Austrian Business Cycle Theory
|Author:||Mgr. Radek Němeček|
|Year:||2005 - winter|
|Leaders:|| † prof. Ing. Milan Sojka CSc.
|Work type:|| Finance and Banking
|Awards and prizes:|
|Abstract:||This work introduces the Austrian Business Cycle Theory by integrating the R. Garrison's graphical approach with J.G. Hüllsmann's stress on the monetary illusion The Austrian capital-based macroeconomics explains how the market mechanism translates consumers' intertemporal preferences into capital structure of production. Without a monetary illusion there is no reason for general cluster of errors to occur. The explicit attention to intertemporal allocation of resources and attention to the way the new money enters the economy allow for a sharp distinction between economic growth and artificial boom. The underlying consistency (or inconsistency) between consumer preferences and production plans of the business community decides. The current institutional setting (central bank, fiat money and fractional reserve banking) produces only artificial booms. Money supply is being inflated through the fiduciary credit expansion, while the genuine savings are not increased. Thus, the increase of the available loanable funds is merely illusory. This illusion, however, has real impacts. The incremental investments are financed by additional fiduciary credits at artificially cheap interest rate. The capital is being misallocated, in other words wasted, during the boom. The banks cannot of course supply the market for loanable funds with additional fiduciary money indefinitely. Their reluctance to do so even at higher interest rates finally triggers the inevitable bust. During the bust, then, the misinvested resources and erroneous projects started during the boom that cannot be completed are being liquidated and the capital structure is being readjusted. The boom inevitably turns into bust. The boom-bust cycle always results in wealth losses.

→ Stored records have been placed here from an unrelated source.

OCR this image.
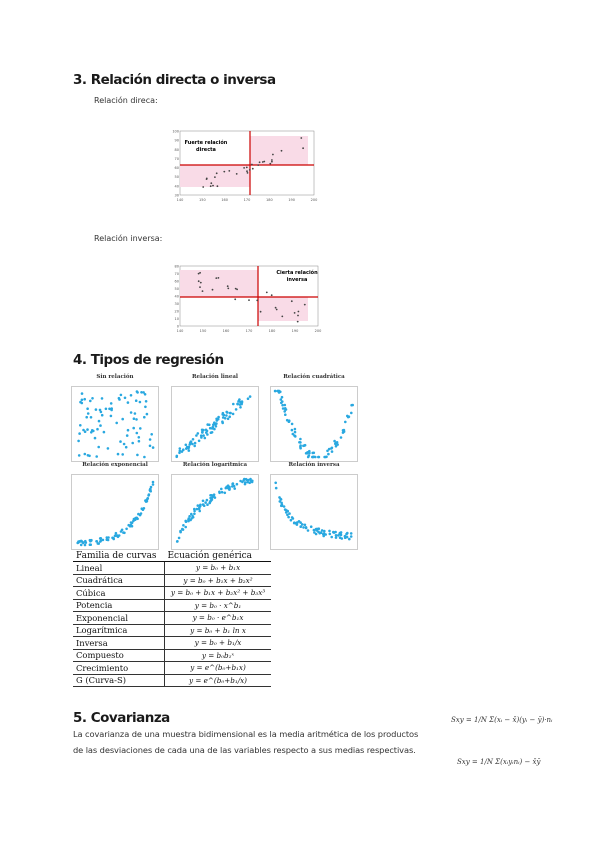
3. Relación directa o inversa
Relación direca:
Fuerte relación
directa
100
90
80
70
60
50
40
30
140	150	160	170	180	190	200
Relación inversa:
Cierta relación
inversa
80
70
60
50
40
30
20
10
0
140	150	160	170	180	190	200
4. Tipos de regresión
Sin relación	Relación lineal	Relación cuadrática
Relación exponencial	Relación logarítmica	Relación inversa
Familia de curvas	Ecuación genérica
Lineal	y = b₀ + b₁x
Cuadrática	y = b₀ + b₁x + b₂x²
Cúbica	y = b₀ + b₁x + b₂x² + b₃x³
Potencia	y = b₀ · x^b₁
Exponencial	y = b₀ · e^b₁x
Logarítmica	y = b₀ + b₁ ln x
Inversa	y = b₀ + b₁/x
Compuesto	y = b₀b₁ˣ
Crecimiento	y = e^(b₀+b₁x)
G (Curva-S)	y = e^(b₀+b₁/x)
5. Covarianza
La covarianza de una muestra bidimensional es la media aritmética de los productos
de las desviaciones de cada una de las variables respecto a sus medias respectivas.
Sxy = 1/N Σ(xᵢ − x̄)(yᵢ − ȳ)·nᵢ
Sxy = 1/N Σ(xᵢyᵢnᵢ) − x̄ȳ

The empirical analysis traces the consequences of the monetary illusion created on the market for loanable funds. The business cycle patterns, and economic variables co-movements, are examined mainly through cross-correlations of 4 constructed variables. These variables attempt to show, how the money shocks affect the interest rate term structure expressed by the slope of the yield curve, how the interest rate term structure affects the production structure (the allocation of resources) expressed by the capacity utilization in various stages and finally how the changes in the production structure manifest in the cyclical GDP development expressed as the ratio of actual to potential GDP.
Presented Business Cycle Sequential Scheme sums up in the typical Austrian “causeconsequence” fashion the whole story of boom-bust cycle. The policy conclusion is that the monetary policy can neither create nor sustain an economic growth.